Saksikan Video Pilihan Kami:

2 dari 2 halaman

Nyaris Berskostum Persija

Taufiq Kasrun. (Istimewa)

Usai musim itu, Taufiq Kasrun mengaku mendapat tawaran dari manajemen Persija Jakarta jelang musim 2008. Dengan pertimbangan ingin meningkatkan kariernya, Taufiq pergi ke Jakarta. Padahal manajemen Persela ingin mempertahankankannya dengan nilai kontrak yang lebih besar dari musim sebelumnya. Pada saat itu juga, Taufiq mau menikah.

Di Persija, Taufiq sempat mengikuti latihan di bawah penanganan pelatih Danurwindo. Setelah lima hari latihan, Taufiq memutuskan pulang ke Lamongan karena tak kunjung mendapat kejelasan. Saat tiba di Bandara Soekarno Hatta, Taufiq mengaku sempat mendapat telepon dari Ferry Indrasjarief yang saat itu menjadi wakil manajer Persija yang meminta bersabar satu atau dua hari ke depan.

Tapi, Taufiq menolak secara halus. Pada momen itu, turut ada telepon dari Harry Ruswanto dari manajemen Persitara Jakarta Utara yang memberikan jaminan kontrak langsung. Harry pun menjemput Taufiq dan membawanya ke Persitara. Di klub ini, Taufiq mengalami masa sulit karena gajinya tertunggak berbulan-bulan.

Pada akhir musim, ia pun kembali ke Persela yang memintanya kembali. Taufiq berkostum Persela pada musim 2009-2012. Selepas musim 2012 yang berakhir di peringkat empat klasemen, Taufik hengkang ke Sriwajaya FC pada 2013. Tapi, ia hanya setengah musim bermain di tim asal Palembang itu dan kembali ke Persela sampai 2017.

Selepas dari Persela, Taufiq kemudian berturut berkostum Kalteng Putra, Persiraja Banda Aceh, Persiba Balikpapan dan PS Hizbul Wathan Sidoarjo. Kini, jelang musim 2021, Taufiq mengungkapkan sudah dihubungi oleh tim yang ingin memakai jasanya.

Namun, ia menegaskan, bisa saja ia pensiun sebagai pemain bila Persela ingin memakai jasanya sebagai pelatih tim usia muda. Kebetulan, Taufiq sudah mengantongi lisensi kepelatihan B-AFC.
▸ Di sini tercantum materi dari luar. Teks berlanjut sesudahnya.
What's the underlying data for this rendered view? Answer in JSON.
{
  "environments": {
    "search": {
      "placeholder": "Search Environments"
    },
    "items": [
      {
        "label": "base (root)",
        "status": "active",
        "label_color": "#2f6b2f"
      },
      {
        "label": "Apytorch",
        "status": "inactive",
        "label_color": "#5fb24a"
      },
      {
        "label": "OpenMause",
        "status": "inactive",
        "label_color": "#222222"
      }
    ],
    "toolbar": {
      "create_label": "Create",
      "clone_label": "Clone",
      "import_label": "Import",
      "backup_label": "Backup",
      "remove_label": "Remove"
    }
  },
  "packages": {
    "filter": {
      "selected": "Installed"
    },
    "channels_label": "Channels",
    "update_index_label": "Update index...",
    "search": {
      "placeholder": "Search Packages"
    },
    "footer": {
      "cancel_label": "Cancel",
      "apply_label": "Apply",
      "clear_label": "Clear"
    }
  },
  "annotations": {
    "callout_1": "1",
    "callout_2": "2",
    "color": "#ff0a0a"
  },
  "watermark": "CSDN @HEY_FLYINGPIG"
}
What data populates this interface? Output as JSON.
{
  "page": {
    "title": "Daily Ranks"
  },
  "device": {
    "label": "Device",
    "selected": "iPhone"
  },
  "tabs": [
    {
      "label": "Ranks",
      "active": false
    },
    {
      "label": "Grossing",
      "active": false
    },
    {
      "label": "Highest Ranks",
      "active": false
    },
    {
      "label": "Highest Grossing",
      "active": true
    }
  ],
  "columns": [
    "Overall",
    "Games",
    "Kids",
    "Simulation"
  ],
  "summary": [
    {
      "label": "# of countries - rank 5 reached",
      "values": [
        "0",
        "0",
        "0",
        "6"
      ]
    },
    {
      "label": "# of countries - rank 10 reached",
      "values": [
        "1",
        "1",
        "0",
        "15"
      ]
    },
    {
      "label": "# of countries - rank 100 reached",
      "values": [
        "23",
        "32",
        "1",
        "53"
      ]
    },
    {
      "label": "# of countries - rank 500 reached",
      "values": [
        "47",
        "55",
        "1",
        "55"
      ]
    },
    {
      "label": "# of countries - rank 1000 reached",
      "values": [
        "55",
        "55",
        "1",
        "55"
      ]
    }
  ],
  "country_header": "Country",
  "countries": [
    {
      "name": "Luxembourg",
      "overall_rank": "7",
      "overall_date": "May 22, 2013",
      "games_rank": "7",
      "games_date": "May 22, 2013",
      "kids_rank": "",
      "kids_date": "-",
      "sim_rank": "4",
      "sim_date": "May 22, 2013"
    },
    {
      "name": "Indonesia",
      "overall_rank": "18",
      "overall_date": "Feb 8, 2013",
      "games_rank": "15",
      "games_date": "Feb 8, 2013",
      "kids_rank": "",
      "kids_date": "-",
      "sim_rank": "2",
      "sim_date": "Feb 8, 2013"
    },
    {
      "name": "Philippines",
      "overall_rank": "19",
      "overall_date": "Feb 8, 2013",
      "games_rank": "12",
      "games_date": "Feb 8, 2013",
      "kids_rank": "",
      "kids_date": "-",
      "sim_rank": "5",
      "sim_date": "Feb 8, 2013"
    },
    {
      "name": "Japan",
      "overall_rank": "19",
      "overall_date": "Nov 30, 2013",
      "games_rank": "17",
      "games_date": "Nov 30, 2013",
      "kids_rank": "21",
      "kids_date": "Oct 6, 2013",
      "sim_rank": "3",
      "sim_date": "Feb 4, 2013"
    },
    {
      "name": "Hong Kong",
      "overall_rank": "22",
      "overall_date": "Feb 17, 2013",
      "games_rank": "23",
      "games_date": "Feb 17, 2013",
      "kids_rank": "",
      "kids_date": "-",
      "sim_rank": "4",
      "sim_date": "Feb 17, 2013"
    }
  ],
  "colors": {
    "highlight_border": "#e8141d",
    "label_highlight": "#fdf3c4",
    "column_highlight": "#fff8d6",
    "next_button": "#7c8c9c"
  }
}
"Sebagai putera asli Lamongan, saya tentu ingin menjadi bagian Persela. Kalau jadi pemain mungkin sulit karena faktor usia. Saya ingin menjadi bagian pembinaan pemain usia muda Persela. Apalagi saya dan keluarga menetap di Lamongan," pungkas Taufiq yang juga membuka usaha toko olahraga di Lamongan ini.